Sulla scia di altre operazioni simili (si pensi al monumentale Heimat sulla storia della Germania diretto da Edgar Reitz) o di alcuni esempi italiani (Novecento di Bernardo Bertolucci, le opere di Ettore Scola), il film narra la storia della famiglia Carati, di due fratelli, della loro crescita comune e del loro distacco con l’arrivo dell’età adulta. In una sorta di condensato della storia d’Italia, i protagonisti sono coinvolti tutti in grandi problemi degli ultimi decenni. Ma il quadro che ne deriva è senz’altro positivo, forse fin troppo consolatorio, in un finale che fondamentalmente assolve gli Italiani, ma che condanna l’Italia, colpevole di riflettere le tensioni della società all’interno del contesto familiare, contesto che è visto dal regista come una sorta di isola felice.

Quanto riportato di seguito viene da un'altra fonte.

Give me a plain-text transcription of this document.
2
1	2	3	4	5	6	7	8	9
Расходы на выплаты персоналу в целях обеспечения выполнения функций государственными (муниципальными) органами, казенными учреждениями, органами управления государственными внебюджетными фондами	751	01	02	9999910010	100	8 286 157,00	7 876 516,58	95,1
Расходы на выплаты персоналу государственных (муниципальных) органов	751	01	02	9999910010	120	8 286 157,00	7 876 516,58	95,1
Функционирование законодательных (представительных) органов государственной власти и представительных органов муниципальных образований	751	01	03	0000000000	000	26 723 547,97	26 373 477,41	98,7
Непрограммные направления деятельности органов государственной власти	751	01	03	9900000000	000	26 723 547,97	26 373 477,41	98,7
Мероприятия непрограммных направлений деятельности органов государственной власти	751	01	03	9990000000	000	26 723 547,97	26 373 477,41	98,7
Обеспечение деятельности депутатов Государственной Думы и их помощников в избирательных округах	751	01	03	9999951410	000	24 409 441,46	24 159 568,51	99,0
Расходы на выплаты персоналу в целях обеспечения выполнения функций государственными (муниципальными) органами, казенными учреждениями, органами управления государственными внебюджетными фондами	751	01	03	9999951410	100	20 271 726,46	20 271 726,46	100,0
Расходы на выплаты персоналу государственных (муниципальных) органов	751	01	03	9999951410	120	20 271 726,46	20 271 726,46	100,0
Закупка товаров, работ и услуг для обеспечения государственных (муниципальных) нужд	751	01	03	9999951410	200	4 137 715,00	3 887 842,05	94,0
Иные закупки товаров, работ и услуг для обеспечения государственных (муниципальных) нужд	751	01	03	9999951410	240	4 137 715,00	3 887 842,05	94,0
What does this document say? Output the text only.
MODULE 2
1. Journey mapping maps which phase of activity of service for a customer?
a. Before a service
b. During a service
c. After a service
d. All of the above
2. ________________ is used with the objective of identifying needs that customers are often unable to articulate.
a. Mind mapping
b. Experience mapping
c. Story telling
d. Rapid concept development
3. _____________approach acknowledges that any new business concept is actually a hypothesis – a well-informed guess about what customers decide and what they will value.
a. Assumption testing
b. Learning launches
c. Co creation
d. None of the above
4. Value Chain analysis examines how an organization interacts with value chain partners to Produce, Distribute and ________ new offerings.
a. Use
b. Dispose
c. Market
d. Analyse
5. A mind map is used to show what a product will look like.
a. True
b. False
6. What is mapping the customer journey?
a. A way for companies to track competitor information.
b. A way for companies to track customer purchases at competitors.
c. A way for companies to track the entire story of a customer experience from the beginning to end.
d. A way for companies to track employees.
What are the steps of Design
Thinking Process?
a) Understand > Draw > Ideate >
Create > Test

La meglio gioventù è quindi quella che non si è persa nonostante le sue ingenuità, la violenza verbale e fisica cui si è abbandonata negli anni passati; è quella che non ha deviato le passioni, disilluse, nel distaccato cinismo che pure ha coinvolto molti negli anni ottanta, ma che ha tenuto alta la speranza sino ad oggi. E forse vede realizzate nella gioventù di oggi i sogni dei giovani di ieri. Insomma, la pellicola di Giordana è un polpettone iperpositivista e iperrelativista, un’esaltazione del “non schierarsi”, del “tutto è relativo”, atta a demolire e demonizzare i contrasti ideologici degli ultimi 40 anni della storia d’Italia, a discapito dell’esaltazione della famiglia e del sacro “volemosebenismo” italiano. Una pellicola perfettamente in linea con l’andazzo culturale dei tempi (2003), che contiene in nuce il germe di un’ipocrisia che porterà la cultura e la società italiana all’attuale disastro.
Mediocri le prove di Luigi Lo Cascio (Nicola Cerati) e di Alessio Boni (Matteo Cerati). Notevole la colonna sonora composta da classici di Bach, Mozart e dal musicista moderno Astor Piazzolla.